映画についてあれこれおしゃべり『ANA+OTTO』もまぁまぁ。
Otto-piloto(オットー・ピロットー=パイロットのオットー)が、Fin+landia(=フィンランド/大地の果て)まで、Laponia(ラップランド)のなかにいるAnaをさがしにいく物語なのですね。つまりは言葉の地口からできている。主人公の名前ふたつが左から読んでも右から読んでも一緒の言葉になってることといい、接近、擦れ違い、出会い、などの「運命」がさまざまな繰り返しを通じて描かれるところといい、言葉の地口といい、こりゃネオフロイト学派かラカンさんかとおもったら、監督やっぱり精神科医をめざしていたことがあったそうな…。
ただ、その意図があからさますぎて、やや下品にすぎる映像や演出(オットーの飛行機がアナの股のあいだをめざしていく映像なんてやめてーというぐらいそのものずばりのセックスシーンよりもよっぽど猥褻じゃわ)はあるのですけど、まぁおもしろかったです。
キェシロフスキとちょっと感覚が似ていて、『ふたりのベロニカ』とか『デカローグ』とか「トリコロール三部作」など彼の映画が好きなひとなら絶対気に入ると思う。

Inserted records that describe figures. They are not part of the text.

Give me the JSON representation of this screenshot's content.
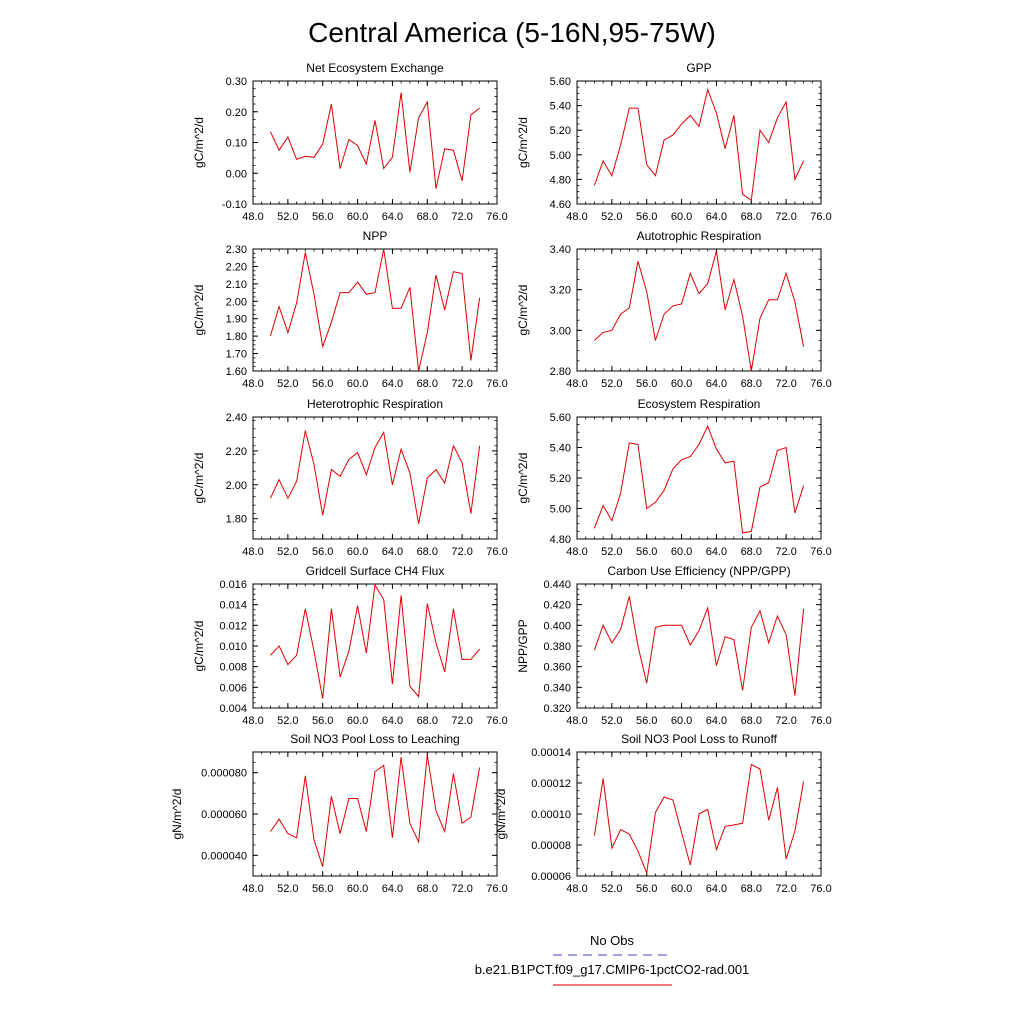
{
  "page": {
    "title": "Central America (5-16N,95-75W)"
  },
  "legend": {
    "items": [
      {
        "label": "No Obs",
        "color": "#6a6ad8",
        "style": "dashed"
      },
      {
        "label": "b.e21.B1PCT.f09_g17.CMIP6-1pctCO2-rad.001",
        "color": "#e82a2a",
        "style": "solid"
      }
    ]
  },
  "colors": {
    "series": "#e00000",
    "axis": "#000000"
  },
  "chart_data": [
    {
      "type": "line",
      "title": "Net Ecosystem Exchange",
      "ylabel": "gC/m^2/d",
      "xlim": [
        48,
        76
      ],
      "ylim": [
        -0.1,
        0.3
      ],
      "yticks": [
        "-0.10",
        "0.00",
        "0.10",
        "0.20",
        "0.30"
      ],
      "xticks": [
        "48.0",
        "52.0",
        "56.0",
        "60.0",
        "64.0",
        "68.0",
        "72.0",
        "76.0"
      ],
      "x": [
        50,
        51,
        52,
        53,
        54,
        55,
        56,
        57,
        58,
        59,
        60,
        61,
        62,
        63,
        64,
        65,
        66,
        67,
        68,
        69,
        70,
        71,
        72,
        73,
        74
      ],
      "series": [
        {
          "values": [
            0.135,
            0.075,
            0.118,
            0.045,
            0.055,
            0.052,
            0.095,
            0.225,
            0.015,
            0.11,
            0.09,
            0.03,
            0.172,
            0.015,
            0.052,
            0.262,
            0.003,
            0.18,
            0.232,
            -0.05,
            0.08,
            0.075,
            -0.025,
            0.19,
            0.212
          ]
        }
      ]
    },
    {
      "type": "line",
      "title": "GPP",
      "ylabel": "gC/m^2/d",
      "xlim": [
        48,
        76
      ],
      "ylim": [
        4.6,
        5.6
      ],
      "yticks": [
        "4.60",
        "4.80",
        "5.00",
        "5.20",
        "5.40",
        "5.60"
      ],
      "xticks": [
        "48.0",
        "52.0",
        "56.0",
        "60.0",
        "64.0",
        "68.0",
        "72.0",
        "76.0"
      ],
      "x": [
        50,
        51,
        52,
        53,
        54,
        55,
        56,
        57,
        58,
        59,
        60,
        61,
        62,
        63,
        64,
        65,
        66,
        67,
        68,
        69,
        70,
        71,
        72,
        73,
        74
      ],
      "series": [
        {
          "values": [
            4.75,
            4.95,
            4.83,
            5.08,
            5.38,
            5.38,
            4.92,
            4.83,
            5.12,
            5.16,
            5.25,
            5.32,
            5.23,
            5.53,
            5.34,
            5.05,
            5.32,
            4.68,
            4.63,
            5.2,
            5.1,
            5.3,
            5.43,
            4.8,
            4.95
          ]
        }
      ]
    },
    {
      "type": "line",
      "title": "NPP",
      "ylabel": "gC/m^2/d",
      "xlim": [
        48,
        76
      ],
      "ylim": [
        1.6,
        2.3
      ],
      "yticks": [
        "1.60",
        "1.70",
        "1.80",
        "1.90",
        "2.00",
        "2.10",
        "2.20",
        "2.30"
      ],
      "xticks": [
        "48.0",
        "52.0",
        "56.0",
        "60.0",
        "64.0",
        "68.0",
        "72.0",
        "76.0"
      ],
      "x": [
        50,
        51,
        52,
        53,
        54,
        55,
        56,
        57,
        58,
        59,
        60,
        61,
        62,
        63,
        64,
        65,
        66,
        67,
        68,
        69,
        70,
        71,
        72,
        73,
        74
      ],
      "series": [
        {
          "values": [
            1.8,
            1.97,
            1.82,
            1.99,
            2.28,
            2.04,
            1.74,
            1.88,
            2.05,
            2.05,
            2.11,
            2.04,
            2.05,
            2.3,
            1.96,
            1.96,
            2.08,
            1.6,
            1.82,
            2.15,
            1.95,
            2.17,
            2.16,
            1.66,
            2.02
          ]
        }
      ]
    },
    {
      "type": "line",
      "title": "Autotrophic Respiration",
      "ylabel": "gC/m^2/d",
      "xlim": [
        48,
        76
      ],
      "ylim": [
        2.8,
        3.4
      ],
      "yticks": [
        "2.80",
        "3.00",
        "3.20",
        "3.40"
      ],
      "xticks": [
        "48.0",
        "52.0",
        "56.0",
        "60.0",
        "64.0",
        "68.0",
        "72.0",
        "76.0"
      ],
      "x": [
        50,
        51,
        52,
        53,
        54,
        55,
        56,
        57,
        58,
        59,
        60,
        61,
        62,
        63,
        64,
        65,
        66,
        67,
        68,
        69,
        70,
        71,
        72,
        73,
        74
      ],
      "series": [
        {
          "values": [
            2.95,
            2.99,
            3.0,
            3.08,
            3.11,
            3.34,
            3.19,
            2.95,
            3.08,
            3.12,
            3.13,
            3.28,
            3.18,
            3.23,
            3.39,
            3.1,
            3.25,
            3.07,
            2.8,
            3.06,
            3.15,
            3.15,
            3.28,
            3.14,
            2.92
          ]
        }
      ]
    },
    {
      "type": "line",
      "title": "Heterotrophic Respiration",
      "ylabel": "gC/m^2/d",
      "xlim": [
        48,
        76
      ],
      "ylim": [
        1.68,
        2.4
      ],
      "yticks": [
        "1.80",
        "2.00",
        "2.20",
        "2.40"
      ],
      "xticks": [
        "48.0",
        "52.0",
        "56.0",
        "60.0",
        "64.0",
        "68.0",
        "72.0",
        "76.0"
      ],
      "x": [
        50,
        51,
        52,
        53,
        54,
        55,
        56,
        57,
        58,
        59,
        60,
        61,
        62,
        63,
        64,
        65,
        66,
        67,
        68,
        69,
        70,
        71,
        72,
        73,
        74
      ],
      "series": [
        {
          "values": [
            1.92,
            2.03,
            1.92,
            2.02,
            2.32,
            2.12,
            1.82,
            2.09,
            2.05,
            2.15,
            2.19,
            2.06,
            2.22,
            2.31,
            2.0,
            2.21,
            2.07,
            1.77,
            2.04,
            2.09,
            2.01,
            2.23,
            2.13,
            1.83,
            2.23
          ]
        }
      ]
    },
    {
      "type": "line",
      "title": "Ecosystem Respiration",
      "ylabel": "gC/m^2/d",
      "xlim": [
        48,
        76
      ],
      "ylim": [
        4.8,
        5.6
      ],
      "yticks": [
        "4.80",
        "5.00",
        "5.20",
        "5.40",
        "5.60"
      ],
      "xticks": [
        "48.0",
        "52.0",
        "56.0",
        "60.0",
        "64.0",
        "68.0",
        "72.0",
        "76.0"
      ],
      "x": [
        50,
        51,
        52,
        53,
        54,
        55,
        56,
        57,
        58,
        59,
        60,
        61,
        62,
        63,
        64,
        65,
        66,
        67,
        68,
        69,
        70,
        71,
        72,
        73,
        74
      ],
      "series": [
        {
          "values": [
            4.87,
            5.02,
            4.92,
            5.1,
            5.43,
            5.42,
            5.0,
            5.04,
            5.12,
            5.26,
            5.32,
            5.34,
            5.42,
            5.54,
            5.39,
            5.3,
            5.31,
            4.84,
            4.85,
            5.14,
            5.17,
            5.38,
            5.4,
            4.97,
            5.15
          ]
        }
      ]
    },
    {
      "type": "line",
      "title": "Gridcell Surface CH4 Flux",
      "ylabel": "gC/m^2/d",
      "xlim": [
        48,
        76
      ],
      "ylim": [
        0.004,
        0.016
      ],
      "yticks": [
        "0.004",
        "0.006",
        "0.008",
        "0.010",
        "0.012",
        "0.014",
        "0.016"
      ],
      "xticks": [
        "48.0",
        "52.0",
        "56.0",
        "60.0",
        "64.0",
        "68.0",
        "72.0",
        "76.0"
      ],
      "x": [
        50,
        51,
        52,
        53,
        54,
        55,
        56,
        57,
        58,
        59,
        60,
        61,
        62,
        63,
        64,
        65,
        66,
        67,
        68,
        69,
        70,
        71,
        72,
        73,
        74
      ],
      "series": [
        {
          "values": [
            0.0091,
            0.01,
            0.0082,
            0.0091,
            0.0136,
            0.0095,
            0.0049,
            0.0136,
            0.007,
            0.0095,
            0.0139,
            0.0093,
            0.0159,
            0.0145,
            0.0063,
            0.0149,
            0.0061,
            0.0051,
            0.0141,
            0.0103,
            0.0075,
            0.0136,
            0.0087,
            0.0087,
            0.0097
          ]
        }
      ]
    },
    {
      "type": "line",
      "title": "Carbon Use Efficiency (NPP/GPP)",
      "ylabel": "NPP/GPP",
      "xlim": [
        48,
        76
      ],
      "ylim": [
        0.32,
        0.44
      ],
      "yticks": [
        "0.320",
        "0.340",
        "0.360",
        "0.380",
        "0.400",
        "0.420",
        "0.440"
      ],
      "xticks": [
        "48.0",
        "52.0",
        "56.0",
        "60.0",
        "64.0",
        "68.0",
        "72.0",
        "76.0"
      ],
      "x": [
        50,
        51,
        52,
        53,
        54,
        55,
        56,
        57,
        58,
        59,
        60,
        61,
        62,
        63,
        64,
        65,
        66,
        67,
        68,
        69,
        70,
        71,
        72,
        73,
        74
      ],
      "series": [
        {
          "values": [
            0.376,
            0.4,
            0.383,
            0.396,
            0.428,
            0.38,
            0.344,
            0.398,
            0.4,
            0.4,
            0.4,
            0.381,
            0.395,
            0.417,
            0.361,
            0.389,
            0.386,
            0.337,
            0.398,
            0.414,
            0.383,
            0.409,
            0.391,
            0.332,
            0.416
          ]
        }
      ]
    },
    {
      "type": "line",
      "title": "Soil NO3 Pool Loss to Leaching",
      "ylabel": "gN/m^2/d",
      "xlim": [
        48,
        76
      ],
      "ylim": [
        3e-05,
        9e-05
      ],
      "yticks": [
        "0.000040",
        "0.000060",
        "0.000080"
      ],
      "xticks": [
        "48.0",
        "52.0",
        "56.0",
        "60.0",
        "64.0",
        "68.0",
        "72.0",
        "76.0"
      ],
      "x": [
        50,
        51,
        52,
        53,
        54,
        55,
        56,
        57,
        58,
        59,
        60,
        61,
        62,
        63,
        64,
        65,
        66,
        67,
        68,
        69,
        70,
        71,
        72,
        73,
        74
      ],
      "series": [
        {
          "values": [
            5.15e-05,
            5.75e-05,
            5.05e-05,
            4.85e-05,
            7.85e-05,
            4.75e-05,
            3.45e-05,
            6.85e-05,
            5.05e-05,
            6.75e-05,
            6.75e-05,
            5.15e-05,
            8.05e-05,
            8.35e-05,
            4.85e-05,
            8.75e-05,
            5.55e-05,
            4.65e-05,
            8.85e-05,
            6.15e-05,
            5.15e-05,
            7.95e-05,
            5.55e-05,
            5.85e-05,
            8.25e-05
          ]
        }
      ]
    },
    {
      "type": "line",
      "title": "Soil NO3 Pool Loss to Runoff",
      "ylabel": "gN/m^2/d",
      "xlim": [
        48,
        76
      ],
      "ylim": [
        6e-05,
        0.00014
      ],
      "yticks": [
        "0.00006",
        "0.00008",
        "0.00010",
        "0.00012",
        "0.00014"
      ],
      "xticks": [
        "48.0",
        "52.0",
        "56.0",
        "60.0",
        "64.0",
        "68.0",
        "72.0",
        "76.0"
      ],
      "x": [
        50,
        51,
        52,
        53,
        54,
        55,
        56,
        57,
        58,
        59,
        60,
        61,
        62,
        63,
        64,
        65,
        66,
        67,
        68,
        69,
        70,
        71,
        72,
        73,
        74
      ],
      "series": [
        {
          "values": [
            8.6e-05,
            0.000123,
            7.8e-05,
            9e-05,
            8.7e-05,
            7.6e-05,
            6.2e-05,
            0.000101,
            0.000111,
            0.000109,
            8.8e-05,
            6.7e-05,
            0.0001,
            0.000103,
            7.7e-05,
            9.2e-05,
            9.3e-05,
            9.4e-05,
            0.000132,
            0.000129,
            9.6e-05,
            0.000117,
            7.1e-05,
            8.9e-05,
            0.000121
          ]
        }
      ]
    }
  ]
}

そういえば『ワンダーランド駅で』も、観客だけは既に知っている「必ず出会うべきふたり」がなかなか出会わずにはらはらするという構造とか、いろんな要素の繰り返し、擦れ違いと接近、など、よく似た感じでしたね。こちらはちょっと演出がクサイとこあってあんまり好きじゃない。

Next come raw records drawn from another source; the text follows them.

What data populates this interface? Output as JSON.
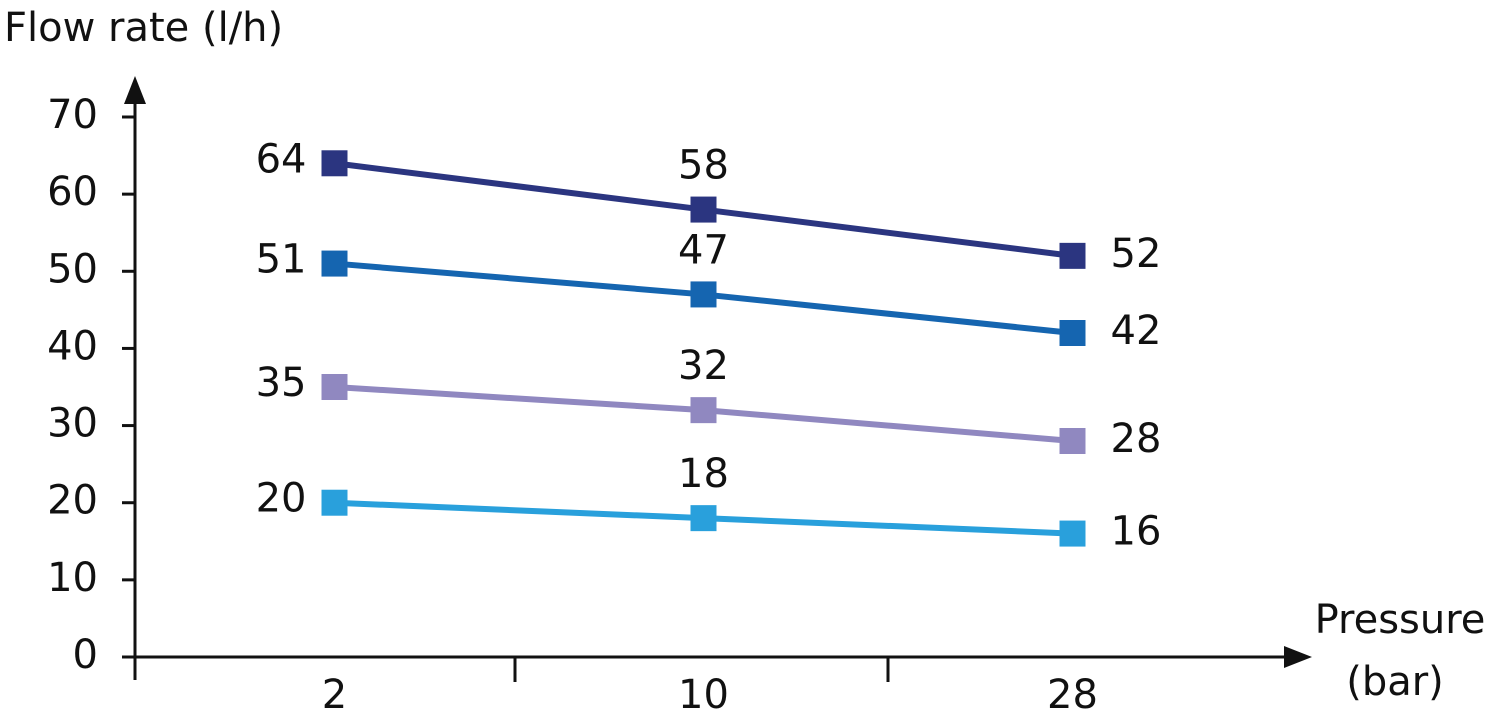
{
  "chart_data": {
    "type": "line",
    "ylabel": "Flow rate (l/h)",
    "xlabel": [
      "Pressure",
      "(bar)"
    ],
    "categories": [
      "2",
      "10",
      "28"
    ],
    "series": [
      {
        "color": "#2b3580",
        "values": [
          64,
          58,
          52
        ]
      },
      {
        "color": "#1565b0",
        "values": [
          51,
          47,
          42
        ]
      },
      {
        "color": "#9088c0",
        "values": [
          35,
          32,
          28
        ]
      },
      {
        "color": "#29a0dc",
        "values": [
          20,
          18,
          16
        ]
      }
    ],
    "ylim": [
      0,
      70
    ],
    "yticks": [
      0,
      10,
      20,
      30,
      40,
      50,
      60,
      70
    ]
  }
}
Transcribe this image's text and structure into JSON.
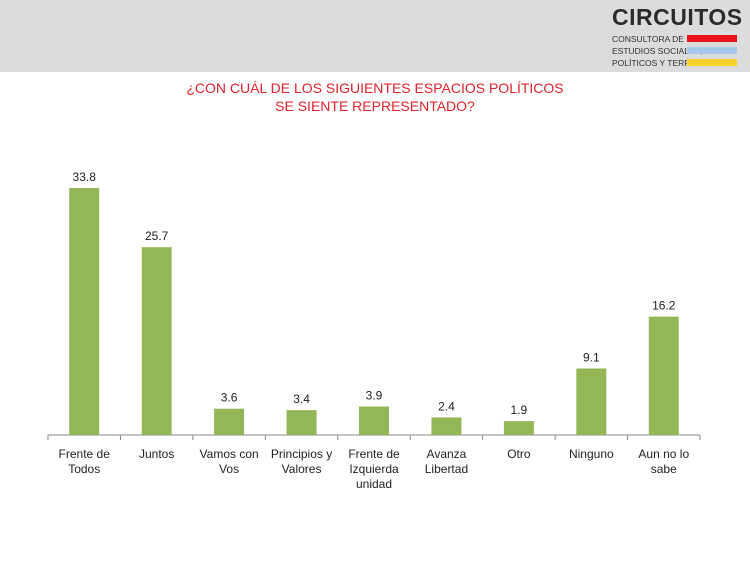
{
  "header": {
    "logo_name": "CIRCUITOS",
    "logo_line1": "CONSULTORA DE",
    "logo_line2": "ESTUDIOS SOCIALES,",
    "logo_line3": "POLÍTICOS Y TERRITORIALES",
    "stripe_colors": [
      "#e8141c",
      "#a7c8ea",
      "#f6d22a"
    ]
  },
  "chart_data": {
    "type": "bar",
    "title_lines": [
      "¿CON CUÁL DE LOS SIGUIENTES ESPACIOS POLÍTICOS",
      "SE SIENTE REPRESENTADO?"
    ],
    "categories": [
      [
        "Frente de",
        "Todos"
      ],
      [
        "Juntos"
      ],
      [
        "Vamos con",
        "Vos"
      ],
      [
        "Principios y",
        "Valores"
      ],
      [
        "Frente de",
        "Izquierda",
        "unidad"
      ],
      [
        "Avanza",
        "Libertad"
      ],
      [
        "Otro"
      ],
      [
        "Ninguno"
      ],
      [
        "Aun no lo",
        "sabe"
      ]
    ],
    "values": [
      33.8,
      25.7,
      3.6,
      3.4,
      3.9,
      2.4,
      1.9,
      9.1,
      16.2
    ],
    "value_labels": [
      "33.8",
      "25.7",
      "3.6",
      "3.4",
      "3.9",
      "2.4",
      "1.9",
      "9.1",
      "16.2"
    ],
    "ylim": [
      0,
      35
    ],
    "bar_color": "#93b757",
    "title_color": "#e0232a",
    "grid": false
  }
}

でも、こういう、なんつーか「ヌーヴェル君の名は?」じゃないが、表層的でほんっとに偶然にしかすぎない偶然による「運命」のかる〜い描き方って、いまの時代にあってるのかもしれません。
jaja(2000年2月18日)
『ワンダーランド駅で』は、やっぱり「クサイ」と感じました(笑)。
ちょっと『メッセージ・イン・ア・ボトル』を観たときと似た感じです。
アランという男が女性には興味がなく、勉強ばかりしているという感じが最後のシーンでは、別人のように見えました。
『ワンダーランド駅で』はわたしの一番好きな、シネリーブル博多(こちらの方は中洲にある)だったので、シートも快適でスクリーンもきれいなため、映像はきれいでした。